The investment would be significant, and Roscoe believes that, for critical drugs at least, there needs to be government support to make it part of the national response to Covid-19. Healthcare providers like the NHS look to keep costs as low as possible but, he says, there will have to be an acceptance that locally produced drugs will be more expensive.

Shortages are already occurring because of the economics of production, DiLoreto believes. ‘When drugs get to that point where the profit margin is so low they are not worth making, companies no longer manufacture them and you can see how it can easily become a shortage situation,’ he says.

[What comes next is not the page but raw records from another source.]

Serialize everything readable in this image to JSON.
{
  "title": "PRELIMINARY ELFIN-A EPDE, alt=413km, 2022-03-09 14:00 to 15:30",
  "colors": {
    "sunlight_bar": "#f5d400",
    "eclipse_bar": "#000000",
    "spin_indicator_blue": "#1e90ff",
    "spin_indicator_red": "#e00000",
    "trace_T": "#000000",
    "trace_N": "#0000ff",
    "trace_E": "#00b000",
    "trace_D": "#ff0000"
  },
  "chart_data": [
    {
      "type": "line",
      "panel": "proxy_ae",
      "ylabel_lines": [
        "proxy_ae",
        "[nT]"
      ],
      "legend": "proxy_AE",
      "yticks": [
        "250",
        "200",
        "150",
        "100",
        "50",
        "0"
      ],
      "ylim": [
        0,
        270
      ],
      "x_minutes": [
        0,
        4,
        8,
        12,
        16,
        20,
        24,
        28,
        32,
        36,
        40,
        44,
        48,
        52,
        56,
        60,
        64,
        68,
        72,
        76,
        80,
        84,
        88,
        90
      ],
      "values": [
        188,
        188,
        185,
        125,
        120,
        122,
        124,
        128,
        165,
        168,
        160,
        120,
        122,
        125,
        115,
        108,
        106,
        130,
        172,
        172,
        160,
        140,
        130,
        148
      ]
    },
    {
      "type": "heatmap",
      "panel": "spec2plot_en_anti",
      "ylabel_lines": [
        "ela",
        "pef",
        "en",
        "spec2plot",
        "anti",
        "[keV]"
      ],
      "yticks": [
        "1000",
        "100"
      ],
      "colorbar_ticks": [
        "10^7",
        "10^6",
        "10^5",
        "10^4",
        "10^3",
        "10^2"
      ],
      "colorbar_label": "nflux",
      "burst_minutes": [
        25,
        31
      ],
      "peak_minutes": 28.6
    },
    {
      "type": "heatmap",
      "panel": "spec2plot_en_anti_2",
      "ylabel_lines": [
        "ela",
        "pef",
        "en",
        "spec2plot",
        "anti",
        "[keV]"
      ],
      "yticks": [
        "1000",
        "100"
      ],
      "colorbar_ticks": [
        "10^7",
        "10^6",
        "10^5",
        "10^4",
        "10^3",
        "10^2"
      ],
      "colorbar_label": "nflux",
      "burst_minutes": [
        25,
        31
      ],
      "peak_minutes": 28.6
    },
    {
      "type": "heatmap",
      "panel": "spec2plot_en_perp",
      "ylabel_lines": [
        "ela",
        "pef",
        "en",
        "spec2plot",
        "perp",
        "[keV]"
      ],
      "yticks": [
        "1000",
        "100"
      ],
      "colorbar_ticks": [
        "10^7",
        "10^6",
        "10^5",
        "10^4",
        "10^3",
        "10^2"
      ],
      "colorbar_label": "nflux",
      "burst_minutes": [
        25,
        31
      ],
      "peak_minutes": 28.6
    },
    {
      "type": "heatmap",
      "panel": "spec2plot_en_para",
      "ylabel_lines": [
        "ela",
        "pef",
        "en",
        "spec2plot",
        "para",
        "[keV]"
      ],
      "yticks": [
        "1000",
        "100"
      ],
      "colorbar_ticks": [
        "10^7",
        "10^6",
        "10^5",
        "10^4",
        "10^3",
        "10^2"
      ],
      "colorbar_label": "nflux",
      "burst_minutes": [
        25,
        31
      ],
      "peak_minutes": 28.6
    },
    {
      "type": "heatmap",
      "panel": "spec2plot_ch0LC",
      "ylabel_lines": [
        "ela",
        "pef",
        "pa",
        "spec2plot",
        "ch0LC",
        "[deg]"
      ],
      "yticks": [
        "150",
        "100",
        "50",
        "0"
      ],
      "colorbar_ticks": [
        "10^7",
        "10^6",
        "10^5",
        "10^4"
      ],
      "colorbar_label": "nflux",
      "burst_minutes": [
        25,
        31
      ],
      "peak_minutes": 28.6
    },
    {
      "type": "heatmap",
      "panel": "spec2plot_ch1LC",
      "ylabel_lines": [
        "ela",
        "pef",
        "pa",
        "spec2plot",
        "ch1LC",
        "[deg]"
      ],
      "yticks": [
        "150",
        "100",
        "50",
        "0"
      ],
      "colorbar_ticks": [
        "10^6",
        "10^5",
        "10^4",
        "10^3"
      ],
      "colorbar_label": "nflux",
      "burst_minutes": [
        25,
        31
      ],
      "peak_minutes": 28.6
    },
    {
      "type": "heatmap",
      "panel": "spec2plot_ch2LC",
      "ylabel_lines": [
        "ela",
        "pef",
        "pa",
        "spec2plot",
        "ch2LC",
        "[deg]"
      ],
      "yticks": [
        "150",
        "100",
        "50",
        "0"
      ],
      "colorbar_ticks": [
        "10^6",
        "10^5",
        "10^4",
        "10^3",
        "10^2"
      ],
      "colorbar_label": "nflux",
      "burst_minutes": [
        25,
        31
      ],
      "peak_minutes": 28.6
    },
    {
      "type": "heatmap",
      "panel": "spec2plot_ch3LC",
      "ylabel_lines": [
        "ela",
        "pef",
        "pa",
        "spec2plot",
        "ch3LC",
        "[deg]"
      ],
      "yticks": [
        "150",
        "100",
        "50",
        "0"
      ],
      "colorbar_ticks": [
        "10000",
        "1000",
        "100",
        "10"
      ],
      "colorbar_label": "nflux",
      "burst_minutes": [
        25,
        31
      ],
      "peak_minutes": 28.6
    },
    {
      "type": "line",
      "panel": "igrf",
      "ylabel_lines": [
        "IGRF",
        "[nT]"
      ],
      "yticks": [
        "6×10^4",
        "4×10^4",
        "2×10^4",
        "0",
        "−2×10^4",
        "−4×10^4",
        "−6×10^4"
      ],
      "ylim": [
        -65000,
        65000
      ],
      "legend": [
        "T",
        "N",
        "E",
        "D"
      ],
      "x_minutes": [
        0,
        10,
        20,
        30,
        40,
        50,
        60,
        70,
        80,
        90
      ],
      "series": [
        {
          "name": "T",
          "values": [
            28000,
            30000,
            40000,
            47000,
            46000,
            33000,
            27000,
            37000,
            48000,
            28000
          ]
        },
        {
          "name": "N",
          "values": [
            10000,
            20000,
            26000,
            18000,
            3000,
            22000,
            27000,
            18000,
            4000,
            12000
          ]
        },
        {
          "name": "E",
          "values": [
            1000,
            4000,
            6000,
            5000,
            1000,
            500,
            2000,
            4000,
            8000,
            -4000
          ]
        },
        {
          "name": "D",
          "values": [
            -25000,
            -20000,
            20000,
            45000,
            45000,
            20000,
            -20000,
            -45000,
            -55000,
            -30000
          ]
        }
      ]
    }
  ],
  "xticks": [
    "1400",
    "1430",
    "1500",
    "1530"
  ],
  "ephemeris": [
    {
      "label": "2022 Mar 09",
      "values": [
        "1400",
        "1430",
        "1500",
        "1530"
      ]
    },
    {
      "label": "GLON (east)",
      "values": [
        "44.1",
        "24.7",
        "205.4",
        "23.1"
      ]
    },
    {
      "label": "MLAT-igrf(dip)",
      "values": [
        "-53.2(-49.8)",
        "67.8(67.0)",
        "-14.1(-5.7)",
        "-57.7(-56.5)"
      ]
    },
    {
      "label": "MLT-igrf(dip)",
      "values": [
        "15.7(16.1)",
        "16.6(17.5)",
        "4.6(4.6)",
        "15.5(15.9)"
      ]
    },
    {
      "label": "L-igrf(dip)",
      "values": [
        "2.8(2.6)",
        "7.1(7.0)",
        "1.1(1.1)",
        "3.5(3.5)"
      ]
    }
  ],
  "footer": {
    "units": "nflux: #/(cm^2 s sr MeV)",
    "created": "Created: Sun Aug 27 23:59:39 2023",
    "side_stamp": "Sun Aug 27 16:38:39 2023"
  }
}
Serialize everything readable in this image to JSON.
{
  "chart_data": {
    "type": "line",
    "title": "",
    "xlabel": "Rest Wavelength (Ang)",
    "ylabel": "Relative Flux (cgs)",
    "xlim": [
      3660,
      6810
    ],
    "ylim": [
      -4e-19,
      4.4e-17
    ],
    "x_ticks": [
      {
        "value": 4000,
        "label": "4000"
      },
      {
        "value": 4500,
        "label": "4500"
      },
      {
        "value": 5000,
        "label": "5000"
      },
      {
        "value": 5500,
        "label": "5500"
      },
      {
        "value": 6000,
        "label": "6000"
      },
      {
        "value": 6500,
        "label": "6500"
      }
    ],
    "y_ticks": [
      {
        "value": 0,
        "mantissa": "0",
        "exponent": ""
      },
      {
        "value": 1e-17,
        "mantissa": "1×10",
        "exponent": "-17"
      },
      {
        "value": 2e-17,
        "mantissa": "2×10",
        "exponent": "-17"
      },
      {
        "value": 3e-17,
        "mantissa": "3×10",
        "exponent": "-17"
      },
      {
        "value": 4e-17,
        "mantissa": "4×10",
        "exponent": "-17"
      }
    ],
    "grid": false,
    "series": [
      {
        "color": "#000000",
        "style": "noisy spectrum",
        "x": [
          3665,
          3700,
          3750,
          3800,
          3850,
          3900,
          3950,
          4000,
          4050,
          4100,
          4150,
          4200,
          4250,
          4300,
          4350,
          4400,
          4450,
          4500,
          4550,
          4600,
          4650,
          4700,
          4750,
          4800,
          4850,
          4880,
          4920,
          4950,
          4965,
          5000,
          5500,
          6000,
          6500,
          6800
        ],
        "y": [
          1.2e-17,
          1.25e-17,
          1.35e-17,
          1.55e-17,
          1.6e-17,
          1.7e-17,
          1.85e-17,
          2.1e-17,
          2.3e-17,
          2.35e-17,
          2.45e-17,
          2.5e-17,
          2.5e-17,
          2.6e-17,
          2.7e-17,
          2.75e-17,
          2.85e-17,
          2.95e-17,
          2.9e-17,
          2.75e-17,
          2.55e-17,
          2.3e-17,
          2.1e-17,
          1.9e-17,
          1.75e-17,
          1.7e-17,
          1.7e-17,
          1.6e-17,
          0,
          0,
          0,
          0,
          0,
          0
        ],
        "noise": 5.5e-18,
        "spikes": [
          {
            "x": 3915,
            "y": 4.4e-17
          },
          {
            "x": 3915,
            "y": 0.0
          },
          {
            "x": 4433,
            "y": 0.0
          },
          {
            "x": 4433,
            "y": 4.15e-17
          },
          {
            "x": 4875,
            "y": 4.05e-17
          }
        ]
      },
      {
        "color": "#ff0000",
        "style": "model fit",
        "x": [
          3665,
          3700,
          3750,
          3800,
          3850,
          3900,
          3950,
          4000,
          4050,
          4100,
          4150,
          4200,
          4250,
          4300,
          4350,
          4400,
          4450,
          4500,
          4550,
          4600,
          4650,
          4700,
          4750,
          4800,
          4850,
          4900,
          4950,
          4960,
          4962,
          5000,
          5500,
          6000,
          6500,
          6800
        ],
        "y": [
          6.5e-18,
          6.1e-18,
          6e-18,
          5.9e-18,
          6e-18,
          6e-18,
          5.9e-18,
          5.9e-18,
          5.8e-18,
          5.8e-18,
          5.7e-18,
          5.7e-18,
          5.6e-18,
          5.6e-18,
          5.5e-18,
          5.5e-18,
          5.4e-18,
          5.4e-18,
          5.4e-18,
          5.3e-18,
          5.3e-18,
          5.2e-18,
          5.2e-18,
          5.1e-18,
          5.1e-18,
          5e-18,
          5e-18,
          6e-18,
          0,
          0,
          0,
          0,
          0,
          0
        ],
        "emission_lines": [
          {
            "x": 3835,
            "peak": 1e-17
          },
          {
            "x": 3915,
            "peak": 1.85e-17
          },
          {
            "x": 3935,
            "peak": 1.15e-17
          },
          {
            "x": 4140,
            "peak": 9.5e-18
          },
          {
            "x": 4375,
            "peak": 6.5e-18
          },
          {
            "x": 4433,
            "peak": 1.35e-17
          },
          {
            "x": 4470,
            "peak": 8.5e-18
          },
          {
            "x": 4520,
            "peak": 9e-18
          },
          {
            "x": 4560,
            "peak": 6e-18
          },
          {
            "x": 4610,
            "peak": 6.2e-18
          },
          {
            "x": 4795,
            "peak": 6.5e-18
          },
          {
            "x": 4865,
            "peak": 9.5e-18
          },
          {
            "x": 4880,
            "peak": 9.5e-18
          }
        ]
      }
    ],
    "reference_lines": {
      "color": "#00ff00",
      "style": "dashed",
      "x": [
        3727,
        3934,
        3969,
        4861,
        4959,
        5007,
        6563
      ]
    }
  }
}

While the contracts with the likes of Kodak and Phlow have made headlines, he says, we should be taking advantage of existing manufacturing capacity, both in the US and around the world. ‘We really don’t need to reinvent the wheel. If we already have a manufacturing facility but it cannot manufacture a specific API because additional equipment is needed, it still has a head start as the Good Manufacturing Practice programme is in place. Adding to that operation is an incremental step we can take fairly quickly. We don’t need to build a brand new facility, as there is a lot of unused capacity.’

And, says Saykali, there are some things we will not be able to reshore in their current form because of the economics and the processes used. ‘I think we have had our wake-up call as a society,’ she says. ‘It is an opportunity for innovation.’